Czy ktoś wie czym różni się ekstrakt słodowy produkowany dla piekarnictwa od ekstraktu dla piwowarów domowych i czy nadaje się on do produkcji piwa domowego. Jest sprzedawany przez hurtownie z zaopatrzeniem dla piekarni w pojemnikach 10, 15 i 20 kg a cena za kilogram wychodzi bardzo atrakcyjna.
ekstrakt dla piekarnictwa
Collapse
X
-
-
Ekstrakt słodowy dla piekarnictwa zapewne ma podwyższoną zawartosć białka (to pół biedy, bo to białko można częsciowo usunąć poprzez gotowanie brzeczki z chmielem )ale co gorsza niemal napewno jest konserwowany benzoesanem sodu.

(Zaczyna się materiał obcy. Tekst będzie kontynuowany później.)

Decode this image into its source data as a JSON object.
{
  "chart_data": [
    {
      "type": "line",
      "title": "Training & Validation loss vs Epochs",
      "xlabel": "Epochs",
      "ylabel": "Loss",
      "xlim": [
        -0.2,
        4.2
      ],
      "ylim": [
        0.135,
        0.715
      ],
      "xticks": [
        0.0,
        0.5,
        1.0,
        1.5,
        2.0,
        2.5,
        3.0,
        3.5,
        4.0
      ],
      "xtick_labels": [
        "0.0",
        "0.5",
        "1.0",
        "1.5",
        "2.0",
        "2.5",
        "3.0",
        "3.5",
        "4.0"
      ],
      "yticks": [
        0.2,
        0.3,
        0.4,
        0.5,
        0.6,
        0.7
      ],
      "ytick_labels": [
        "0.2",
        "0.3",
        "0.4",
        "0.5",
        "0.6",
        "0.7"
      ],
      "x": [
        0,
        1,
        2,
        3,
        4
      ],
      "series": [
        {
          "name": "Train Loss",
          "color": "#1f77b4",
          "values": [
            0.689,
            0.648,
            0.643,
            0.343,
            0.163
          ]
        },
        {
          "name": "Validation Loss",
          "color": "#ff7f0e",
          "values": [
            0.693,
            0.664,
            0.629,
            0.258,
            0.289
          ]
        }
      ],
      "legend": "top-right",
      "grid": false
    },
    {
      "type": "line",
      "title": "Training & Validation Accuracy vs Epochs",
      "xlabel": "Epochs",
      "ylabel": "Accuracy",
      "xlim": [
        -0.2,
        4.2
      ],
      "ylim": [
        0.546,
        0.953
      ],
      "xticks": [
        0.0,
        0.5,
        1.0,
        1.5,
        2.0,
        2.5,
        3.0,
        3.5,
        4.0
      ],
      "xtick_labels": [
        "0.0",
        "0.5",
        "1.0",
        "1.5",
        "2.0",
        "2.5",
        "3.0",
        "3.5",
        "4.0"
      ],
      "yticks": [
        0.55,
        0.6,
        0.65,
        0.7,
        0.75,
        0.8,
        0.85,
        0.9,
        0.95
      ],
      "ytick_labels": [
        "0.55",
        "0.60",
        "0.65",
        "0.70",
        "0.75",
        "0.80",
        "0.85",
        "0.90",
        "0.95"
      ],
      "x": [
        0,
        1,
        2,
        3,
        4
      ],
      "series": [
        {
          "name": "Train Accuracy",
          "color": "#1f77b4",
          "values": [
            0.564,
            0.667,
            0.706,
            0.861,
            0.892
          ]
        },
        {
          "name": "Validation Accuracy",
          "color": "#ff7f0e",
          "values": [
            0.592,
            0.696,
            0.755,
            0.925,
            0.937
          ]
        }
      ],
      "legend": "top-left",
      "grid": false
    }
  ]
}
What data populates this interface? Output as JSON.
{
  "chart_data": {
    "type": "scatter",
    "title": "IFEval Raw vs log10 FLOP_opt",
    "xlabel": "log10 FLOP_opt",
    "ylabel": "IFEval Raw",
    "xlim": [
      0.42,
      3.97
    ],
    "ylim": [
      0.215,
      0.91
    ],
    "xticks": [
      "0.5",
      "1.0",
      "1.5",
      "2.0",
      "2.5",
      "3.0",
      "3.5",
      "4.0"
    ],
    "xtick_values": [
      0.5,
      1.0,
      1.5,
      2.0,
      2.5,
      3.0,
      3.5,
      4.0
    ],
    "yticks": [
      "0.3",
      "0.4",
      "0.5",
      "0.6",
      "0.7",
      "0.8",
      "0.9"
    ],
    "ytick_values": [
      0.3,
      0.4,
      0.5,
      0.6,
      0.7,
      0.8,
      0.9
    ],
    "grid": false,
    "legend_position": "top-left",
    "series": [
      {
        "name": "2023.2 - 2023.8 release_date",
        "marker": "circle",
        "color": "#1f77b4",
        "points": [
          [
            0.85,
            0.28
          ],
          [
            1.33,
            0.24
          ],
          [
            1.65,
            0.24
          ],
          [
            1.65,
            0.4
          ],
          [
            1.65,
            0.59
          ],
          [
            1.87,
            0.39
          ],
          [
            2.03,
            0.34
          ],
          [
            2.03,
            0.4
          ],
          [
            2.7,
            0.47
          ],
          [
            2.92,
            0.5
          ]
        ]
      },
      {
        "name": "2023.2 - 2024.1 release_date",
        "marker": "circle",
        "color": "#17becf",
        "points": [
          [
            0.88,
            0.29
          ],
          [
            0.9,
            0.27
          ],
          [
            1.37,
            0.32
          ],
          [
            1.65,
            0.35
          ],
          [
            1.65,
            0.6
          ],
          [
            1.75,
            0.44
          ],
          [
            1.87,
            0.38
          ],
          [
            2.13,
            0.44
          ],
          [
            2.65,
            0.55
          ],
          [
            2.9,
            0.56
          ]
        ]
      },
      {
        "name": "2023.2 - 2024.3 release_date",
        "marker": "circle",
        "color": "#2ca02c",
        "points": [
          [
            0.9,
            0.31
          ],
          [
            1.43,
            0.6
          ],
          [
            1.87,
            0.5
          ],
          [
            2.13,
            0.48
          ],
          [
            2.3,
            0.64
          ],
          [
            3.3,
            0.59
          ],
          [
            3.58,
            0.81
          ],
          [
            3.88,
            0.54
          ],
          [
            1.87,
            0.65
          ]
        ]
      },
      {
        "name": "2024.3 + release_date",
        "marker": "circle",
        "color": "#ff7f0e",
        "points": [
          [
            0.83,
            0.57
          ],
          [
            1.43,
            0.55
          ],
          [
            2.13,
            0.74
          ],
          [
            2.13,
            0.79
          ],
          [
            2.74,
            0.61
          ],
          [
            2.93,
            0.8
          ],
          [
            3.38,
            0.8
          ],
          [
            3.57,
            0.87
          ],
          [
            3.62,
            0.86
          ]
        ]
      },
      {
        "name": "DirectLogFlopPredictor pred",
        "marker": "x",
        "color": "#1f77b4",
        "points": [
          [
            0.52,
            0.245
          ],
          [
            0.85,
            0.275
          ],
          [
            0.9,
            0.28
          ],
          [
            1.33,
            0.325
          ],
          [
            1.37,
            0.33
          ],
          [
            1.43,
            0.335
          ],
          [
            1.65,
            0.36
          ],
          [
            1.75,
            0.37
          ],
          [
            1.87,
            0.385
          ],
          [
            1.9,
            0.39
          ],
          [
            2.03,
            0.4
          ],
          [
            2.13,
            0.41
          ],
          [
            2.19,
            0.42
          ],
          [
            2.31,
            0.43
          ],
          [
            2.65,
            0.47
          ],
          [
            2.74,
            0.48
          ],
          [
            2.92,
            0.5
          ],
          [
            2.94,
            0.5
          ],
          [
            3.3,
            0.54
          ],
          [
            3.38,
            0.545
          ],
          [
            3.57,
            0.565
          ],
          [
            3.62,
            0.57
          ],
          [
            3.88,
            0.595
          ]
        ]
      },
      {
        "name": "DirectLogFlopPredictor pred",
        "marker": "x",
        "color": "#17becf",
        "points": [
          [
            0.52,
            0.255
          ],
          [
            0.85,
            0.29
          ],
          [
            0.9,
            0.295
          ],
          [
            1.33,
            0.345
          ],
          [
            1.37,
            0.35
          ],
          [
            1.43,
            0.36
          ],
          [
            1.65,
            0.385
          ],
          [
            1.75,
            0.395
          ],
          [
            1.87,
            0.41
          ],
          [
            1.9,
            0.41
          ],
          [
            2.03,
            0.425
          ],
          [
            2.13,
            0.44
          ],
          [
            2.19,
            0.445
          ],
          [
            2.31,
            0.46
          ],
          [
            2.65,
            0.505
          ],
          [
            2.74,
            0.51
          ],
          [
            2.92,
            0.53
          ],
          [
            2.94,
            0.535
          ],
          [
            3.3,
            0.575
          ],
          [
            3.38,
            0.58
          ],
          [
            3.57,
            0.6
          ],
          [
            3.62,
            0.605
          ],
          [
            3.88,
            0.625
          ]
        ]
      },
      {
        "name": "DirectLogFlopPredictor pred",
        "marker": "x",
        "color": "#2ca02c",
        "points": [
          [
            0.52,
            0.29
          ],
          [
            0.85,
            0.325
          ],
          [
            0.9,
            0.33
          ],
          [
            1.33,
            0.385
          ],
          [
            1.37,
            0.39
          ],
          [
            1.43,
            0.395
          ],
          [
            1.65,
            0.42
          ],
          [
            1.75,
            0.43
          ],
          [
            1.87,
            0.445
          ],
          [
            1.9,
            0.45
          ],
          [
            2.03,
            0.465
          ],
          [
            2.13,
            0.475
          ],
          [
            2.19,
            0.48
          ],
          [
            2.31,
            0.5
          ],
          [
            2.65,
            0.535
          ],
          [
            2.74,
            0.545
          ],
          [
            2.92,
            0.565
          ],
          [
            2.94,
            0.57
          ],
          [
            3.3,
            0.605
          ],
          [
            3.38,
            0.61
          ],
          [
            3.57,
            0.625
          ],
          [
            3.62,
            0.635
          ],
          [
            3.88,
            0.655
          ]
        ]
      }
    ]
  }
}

To wróżyłoby kłopoty z fermentacją !O!Nanobrowar Domowy "PiwU"
Comment
-
-
WES Wolsztyn produkuje ekstrakt słodowy piekarniczy o stężeniu 60 - 80 % Blg, przewaznie konserwowany benzoesanem sodu, jak słusznie zauważył Czes. W piekarnictwie to nie przeszkadza, jedna w piwowarstwie tak. Ale swego czasu nabyłem tam ekstrakt niekonserwowany, bo takowy też jest w ofercie.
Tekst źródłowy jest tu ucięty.